③ コーポレートガバナンス強化への継続的な取り組み
昨今日本で起きた企業の不祥事の事例に鑑みれば、コーポレートガバナンスに対する当社グループの姿勢は適切であると改めて認識しています。経営の透明性および効率性を確保し、ステークホルダーの期待に応え、継続的に企業価値を高めていくことがコーポレートガバナンスの基本であり、経営の最重要課題の一つと位置づけています。特に、業務執行権限を大幅に委譲した「執行」「監督」分離体制の下でのガバナンスの役割は極めて重要であり、両者が効果的かつ効率的に機能する仕組みを常に追求し、より適切なガバナンスの実現を図っています。
④ 企業の社会的責任(Corporate Social Responsibility)の追求
企業の社会的責任もまた経営の最重要課題の一つです。

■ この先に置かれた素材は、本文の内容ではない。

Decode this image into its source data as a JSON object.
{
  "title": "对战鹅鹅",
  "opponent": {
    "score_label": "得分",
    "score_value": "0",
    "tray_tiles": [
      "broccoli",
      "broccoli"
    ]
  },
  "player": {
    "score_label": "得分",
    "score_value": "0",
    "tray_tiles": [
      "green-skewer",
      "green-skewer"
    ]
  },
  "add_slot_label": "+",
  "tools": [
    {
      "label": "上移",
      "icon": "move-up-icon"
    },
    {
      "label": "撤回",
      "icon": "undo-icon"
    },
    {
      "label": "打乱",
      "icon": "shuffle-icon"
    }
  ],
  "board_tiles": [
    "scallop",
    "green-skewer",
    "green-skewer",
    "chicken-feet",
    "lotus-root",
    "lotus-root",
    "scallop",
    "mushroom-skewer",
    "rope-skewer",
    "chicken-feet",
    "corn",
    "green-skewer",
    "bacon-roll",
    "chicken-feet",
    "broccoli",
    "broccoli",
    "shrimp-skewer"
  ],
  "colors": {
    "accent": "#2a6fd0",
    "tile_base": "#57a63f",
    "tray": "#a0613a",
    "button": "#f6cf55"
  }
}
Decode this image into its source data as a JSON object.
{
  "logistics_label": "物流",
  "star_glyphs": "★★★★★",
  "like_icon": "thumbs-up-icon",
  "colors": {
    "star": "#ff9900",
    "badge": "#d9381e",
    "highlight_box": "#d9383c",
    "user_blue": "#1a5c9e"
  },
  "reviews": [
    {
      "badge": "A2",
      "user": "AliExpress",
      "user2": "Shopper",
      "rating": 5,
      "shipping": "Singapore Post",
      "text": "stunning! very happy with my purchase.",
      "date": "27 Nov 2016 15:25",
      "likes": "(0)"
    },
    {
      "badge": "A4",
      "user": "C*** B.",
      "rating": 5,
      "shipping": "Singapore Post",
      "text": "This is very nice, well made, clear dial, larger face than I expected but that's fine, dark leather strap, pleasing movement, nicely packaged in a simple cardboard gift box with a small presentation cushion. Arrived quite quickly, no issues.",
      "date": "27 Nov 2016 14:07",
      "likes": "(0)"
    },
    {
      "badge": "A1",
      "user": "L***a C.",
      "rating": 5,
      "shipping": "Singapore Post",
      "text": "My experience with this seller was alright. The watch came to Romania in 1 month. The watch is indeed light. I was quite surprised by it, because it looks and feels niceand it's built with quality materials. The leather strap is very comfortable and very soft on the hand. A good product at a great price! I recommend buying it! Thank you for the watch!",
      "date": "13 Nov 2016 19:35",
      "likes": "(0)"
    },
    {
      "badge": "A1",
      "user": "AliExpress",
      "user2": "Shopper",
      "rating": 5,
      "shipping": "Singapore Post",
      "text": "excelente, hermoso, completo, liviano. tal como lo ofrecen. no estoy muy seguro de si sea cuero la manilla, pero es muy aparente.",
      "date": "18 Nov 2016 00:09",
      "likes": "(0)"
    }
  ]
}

現在、企業に求められる法的・経済的・社会的責任はより高次なものとなり、積極的な社会への貢献、具体的な行動が求められている現況下、誠実(integrity)、規律(discipline)、常識(common sense)という基本的な考え方に基づいた事業の遂行により社会的責任を果たしていくとともに、法務・コンプライアンス機能の強化、環境や社会問題への積極的な取り組みを通じ、社会的な信頼をさらに高めるべく様々な取り組みに努めています。